Distribution and Disposal of Coarsegrains Overview
As per the instructions of Government of India in vogue, coarsegrains may be procured by the States for Central Pool under MSP operations after obtaining prior approval of the Procurement Plan from the Government of India. Such a plan should invariably give the details of concerned commodity in the areas proposed for procurement, the market situation, proposed quantity of expected procurement, etc. The State has also to keep in mind that procured quantity is to be used for distribution under TPDS in the State. Therefore, the State has also to spell out the plan to utilise the procured quantity. The quantity of coarsegrains allotted by the State for distribution under TPDS or OWS has to be distributed on priority and combined allocation of wheat and rice to the equivalent extent shall stand automatically reduced.
The State may also provide the stock of coarsegrains to the FCI for making supply to other State(s) at the provisional acquisition cost approved by DFPD, in case FCI makes a demand.

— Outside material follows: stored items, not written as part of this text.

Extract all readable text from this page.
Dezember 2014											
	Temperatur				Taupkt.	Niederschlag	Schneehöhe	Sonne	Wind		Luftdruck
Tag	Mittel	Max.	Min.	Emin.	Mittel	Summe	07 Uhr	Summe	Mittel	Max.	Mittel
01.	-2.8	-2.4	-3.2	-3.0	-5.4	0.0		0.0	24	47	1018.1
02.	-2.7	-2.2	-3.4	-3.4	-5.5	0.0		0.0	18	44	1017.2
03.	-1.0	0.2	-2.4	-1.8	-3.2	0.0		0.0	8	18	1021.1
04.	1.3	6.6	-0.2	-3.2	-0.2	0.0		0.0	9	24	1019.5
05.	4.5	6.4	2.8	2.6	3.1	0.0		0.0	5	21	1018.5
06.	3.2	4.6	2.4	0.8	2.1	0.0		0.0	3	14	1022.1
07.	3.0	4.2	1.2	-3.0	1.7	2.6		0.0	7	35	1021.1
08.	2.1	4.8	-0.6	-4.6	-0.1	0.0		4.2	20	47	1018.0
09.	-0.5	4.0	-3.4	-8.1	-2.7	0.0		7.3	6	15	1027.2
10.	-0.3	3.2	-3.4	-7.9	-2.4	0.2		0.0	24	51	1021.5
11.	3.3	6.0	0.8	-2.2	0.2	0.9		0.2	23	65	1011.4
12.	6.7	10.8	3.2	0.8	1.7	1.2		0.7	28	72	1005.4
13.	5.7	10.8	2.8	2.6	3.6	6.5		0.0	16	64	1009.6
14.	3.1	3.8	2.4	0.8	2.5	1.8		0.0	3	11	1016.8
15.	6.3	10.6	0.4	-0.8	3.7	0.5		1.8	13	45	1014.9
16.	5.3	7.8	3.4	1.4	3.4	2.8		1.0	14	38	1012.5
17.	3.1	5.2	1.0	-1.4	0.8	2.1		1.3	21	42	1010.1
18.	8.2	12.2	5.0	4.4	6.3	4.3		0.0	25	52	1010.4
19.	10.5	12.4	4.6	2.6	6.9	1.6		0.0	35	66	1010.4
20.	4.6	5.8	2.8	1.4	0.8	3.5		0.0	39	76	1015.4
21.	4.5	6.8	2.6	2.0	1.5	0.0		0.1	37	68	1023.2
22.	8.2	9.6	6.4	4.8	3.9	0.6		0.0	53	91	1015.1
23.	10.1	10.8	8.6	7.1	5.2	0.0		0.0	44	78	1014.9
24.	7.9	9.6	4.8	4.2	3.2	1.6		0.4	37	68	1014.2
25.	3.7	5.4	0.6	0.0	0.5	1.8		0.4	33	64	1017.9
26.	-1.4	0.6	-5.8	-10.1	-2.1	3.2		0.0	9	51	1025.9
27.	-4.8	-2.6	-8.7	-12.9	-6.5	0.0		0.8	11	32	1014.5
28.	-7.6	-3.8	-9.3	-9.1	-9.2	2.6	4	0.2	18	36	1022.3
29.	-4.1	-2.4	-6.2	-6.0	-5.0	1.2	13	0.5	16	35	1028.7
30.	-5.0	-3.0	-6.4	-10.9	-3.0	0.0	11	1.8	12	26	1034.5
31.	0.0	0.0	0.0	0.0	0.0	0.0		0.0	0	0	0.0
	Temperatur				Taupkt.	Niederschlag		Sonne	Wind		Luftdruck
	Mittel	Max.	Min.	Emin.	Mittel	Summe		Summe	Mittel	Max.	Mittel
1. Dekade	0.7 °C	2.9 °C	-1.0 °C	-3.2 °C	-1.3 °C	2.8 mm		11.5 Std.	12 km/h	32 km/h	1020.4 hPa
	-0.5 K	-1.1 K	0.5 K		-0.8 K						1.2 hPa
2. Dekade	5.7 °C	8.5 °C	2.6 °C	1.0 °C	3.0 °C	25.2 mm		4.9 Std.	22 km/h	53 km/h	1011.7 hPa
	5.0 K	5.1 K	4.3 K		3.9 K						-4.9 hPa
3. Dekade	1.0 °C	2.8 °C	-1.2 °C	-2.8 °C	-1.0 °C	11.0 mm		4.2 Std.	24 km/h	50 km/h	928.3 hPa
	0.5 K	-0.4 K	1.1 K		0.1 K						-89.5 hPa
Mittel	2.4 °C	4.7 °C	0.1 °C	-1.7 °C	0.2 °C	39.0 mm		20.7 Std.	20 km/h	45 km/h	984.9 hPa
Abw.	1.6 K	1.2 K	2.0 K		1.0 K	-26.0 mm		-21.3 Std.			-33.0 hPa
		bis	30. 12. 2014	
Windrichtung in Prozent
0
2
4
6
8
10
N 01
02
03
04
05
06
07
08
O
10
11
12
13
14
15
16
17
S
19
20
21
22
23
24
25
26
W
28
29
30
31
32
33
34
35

The balance quantity of coarsegrains is disposed off by the State concerned in the open market through tenders before beginning of the next marketing season after joint checking of quality of stocks by a team of FCI and State Government. For disposal of issuable stocks of coarsegrains in the open market through tender, the State has to constitute a committee having one representative of QC and one from Accounts wing of FCI. The committee is responsible for quality check, fixing the reserve price based on the prevailing market rates, approving the terms and conditions for tender etc. The sale has to be approved by a competent authority as per DOP of the State Government.
Any stock procured by the State Government without approval of the Government of India is treated outside the Central Pool operations. Any stock procured by the State Agencies which does not meet the Fair Average Quality (FAQ) norms will also not be considered in the Central Pool and such stock is to be disposed off by the State Government at its level and any losses incurred on that account are to be borne by the State Government itself.